The two groups dug deep and revealed State’s contractor ERM and its subsidiary Oasis Environmental both have ongoing contractual relationships with the Alaska Gas Project- now known as the South Central LNG Project - co-owned by TransCanada, ExxonMobil, ConocoPhillips and BP. Further, ERM’s Socioeconomic Advisor Mark Jennings served as a “Consultant to ExxonMobil Development Company for the Alaska Pipeline Project, according to his now-scrubbed LinkedIn profile.

ERM’s own documents – FOE-U.S. and CBP further explain – also reveal the multinational firm has business ties with over a dozen companies active in the Alberta tar sands, including Exxon, Shell, Chevron, Conoco Phillips, Total and Syncrude.

On its conflict-of-interest form, ERM said it had no “direct or indirect relationship … with any business entity that could be affected in any way by the proposed work.” Clearly, that’s far from the case.

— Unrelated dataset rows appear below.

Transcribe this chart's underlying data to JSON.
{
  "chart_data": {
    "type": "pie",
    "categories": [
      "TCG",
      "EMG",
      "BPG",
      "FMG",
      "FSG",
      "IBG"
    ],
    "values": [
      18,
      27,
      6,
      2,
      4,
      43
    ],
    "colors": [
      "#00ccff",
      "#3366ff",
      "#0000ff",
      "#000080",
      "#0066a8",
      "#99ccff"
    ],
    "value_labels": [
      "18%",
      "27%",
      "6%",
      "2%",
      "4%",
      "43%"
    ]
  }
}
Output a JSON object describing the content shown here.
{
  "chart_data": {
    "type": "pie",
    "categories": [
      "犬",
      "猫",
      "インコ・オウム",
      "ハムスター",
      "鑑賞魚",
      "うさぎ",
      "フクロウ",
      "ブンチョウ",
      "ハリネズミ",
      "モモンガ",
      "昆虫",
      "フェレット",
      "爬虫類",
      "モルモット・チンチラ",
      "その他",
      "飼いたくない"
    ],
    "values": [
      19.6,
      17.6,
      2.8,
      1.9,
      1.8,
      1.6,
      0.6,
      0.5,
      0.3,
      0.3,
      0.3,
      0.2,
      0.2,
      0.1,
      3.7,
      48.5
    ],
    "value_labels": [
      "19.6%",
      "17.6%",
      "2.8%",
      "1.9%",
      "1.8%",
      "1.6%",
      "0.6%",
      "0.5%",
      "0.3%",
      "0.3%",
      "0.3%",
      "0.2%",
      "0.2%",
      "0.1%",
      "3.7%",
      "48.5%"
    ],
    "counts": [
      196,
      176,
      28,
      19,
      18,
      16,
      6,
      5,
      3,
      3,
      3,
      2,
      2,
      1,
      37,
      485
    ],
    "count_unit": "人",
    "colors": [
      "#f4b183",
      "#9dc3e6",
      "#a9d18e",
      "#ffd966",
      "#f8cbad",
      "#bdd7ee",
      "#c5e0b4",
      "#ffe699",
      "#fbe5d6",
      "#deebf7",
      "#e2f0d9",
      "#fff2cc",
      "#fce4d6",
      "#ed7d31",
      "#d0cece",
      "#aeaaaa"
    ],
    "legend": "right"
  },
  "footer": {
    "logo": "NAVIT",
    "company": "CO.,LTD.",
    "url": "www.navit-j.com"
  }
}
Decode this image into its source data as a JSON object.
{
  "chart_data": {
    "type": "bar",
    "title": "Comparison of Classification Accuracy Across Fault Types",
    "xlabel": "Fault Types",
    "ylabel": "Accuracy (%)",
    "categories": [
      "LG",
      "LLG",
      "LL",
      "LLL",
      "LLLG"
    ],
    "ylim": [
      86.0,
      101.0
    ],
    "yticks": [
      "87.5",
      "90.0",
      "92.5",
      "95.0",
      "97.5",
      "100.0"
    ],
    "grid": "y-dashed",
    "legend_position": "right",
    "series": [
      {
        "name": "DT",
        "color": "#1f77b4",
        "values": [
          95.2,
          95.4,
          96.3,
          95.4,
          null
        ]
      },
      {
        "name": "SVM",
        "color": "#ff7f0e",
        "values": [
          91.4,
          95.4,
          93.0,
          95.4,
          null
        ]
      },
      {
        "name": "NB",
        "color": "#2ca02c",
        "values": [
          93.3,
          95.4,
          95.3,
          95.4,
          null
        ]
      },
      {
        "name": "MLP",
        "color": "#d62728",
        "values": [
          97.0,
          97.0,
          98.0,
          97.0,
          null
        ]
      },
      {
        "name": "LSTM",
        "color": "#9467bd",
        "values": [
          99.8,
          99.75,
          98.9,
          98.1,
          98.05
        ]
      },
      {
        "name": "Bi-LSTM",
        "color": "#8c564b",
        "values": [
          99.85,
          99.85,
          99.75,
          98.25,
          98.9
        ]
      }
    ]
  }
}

In March, ERM Group – a City of London-based dues-paying member of the American Petroleum Institute (API) with a history of rubber-stamping ecologically hazardous oil and gas infrastructure projects – said KXL’s northern half ”is unlikely to have a substantial impact on the rate of development” of the tar sands in its SEIS. Thus, it will also have little impact on climate change, according to ERM’s SEIS, contracted out by TransCanada on behalf of the State Department.

FOE-U.S. says these most recent developments further call the entire SEIS into question, and that doesn’t include the fact that State recently revealed it’s clueless as to the exact route of the Keystone XL.

“From the beginning, the State Department’s review of Keystone has been plagued by influence peddling and conflicts of interest,” said FOE-U.S.’s Ross Hammond in a press statement.

“This is more serious: If ERM lied about its relationship with TransCanada, how can Secretary Kerry, President Obama or the American people believe anything the company says about the pipeline’s environmental impact?”

As PLATFORM London explains, ERM Group – also a dues-paying member of fracking industry lobbying force Marcellus Shale Coalition up until Oct. 2011 - is part of the “Carbon Web.” That’s shorthand for “the network of relationships between oil and gas companies and the government departments, regulators, cultural institutions, banks and other institutions that surround them.”

Given the state of play, both FOE-U.S. and CBP have called for State’s Office of the Inspector General to conduct a thorough investigation, examining how and why ERM was chosen. They’ve also called for a complete halt in the KXL review process until that transpires.

“Secretary Kerry must halt this flawed review process and direct the State Department to conduct a full, unbiased review of the Keystone XL pipeline’s impact,” Gabe Elsner, director of CBP said in a press statement.

In addition, the State Department Inspector General should pursue a full investigation into how a contractor with clear conflicts of interest was allowed to write the U.S. government’s assessment of Keystone XL and why the State Department failed to bring those conflicts of interest to light. Finally, the State Department should determine appropriate disciplinary actions for ERM to discourage contractors from lying to the federal government in the future.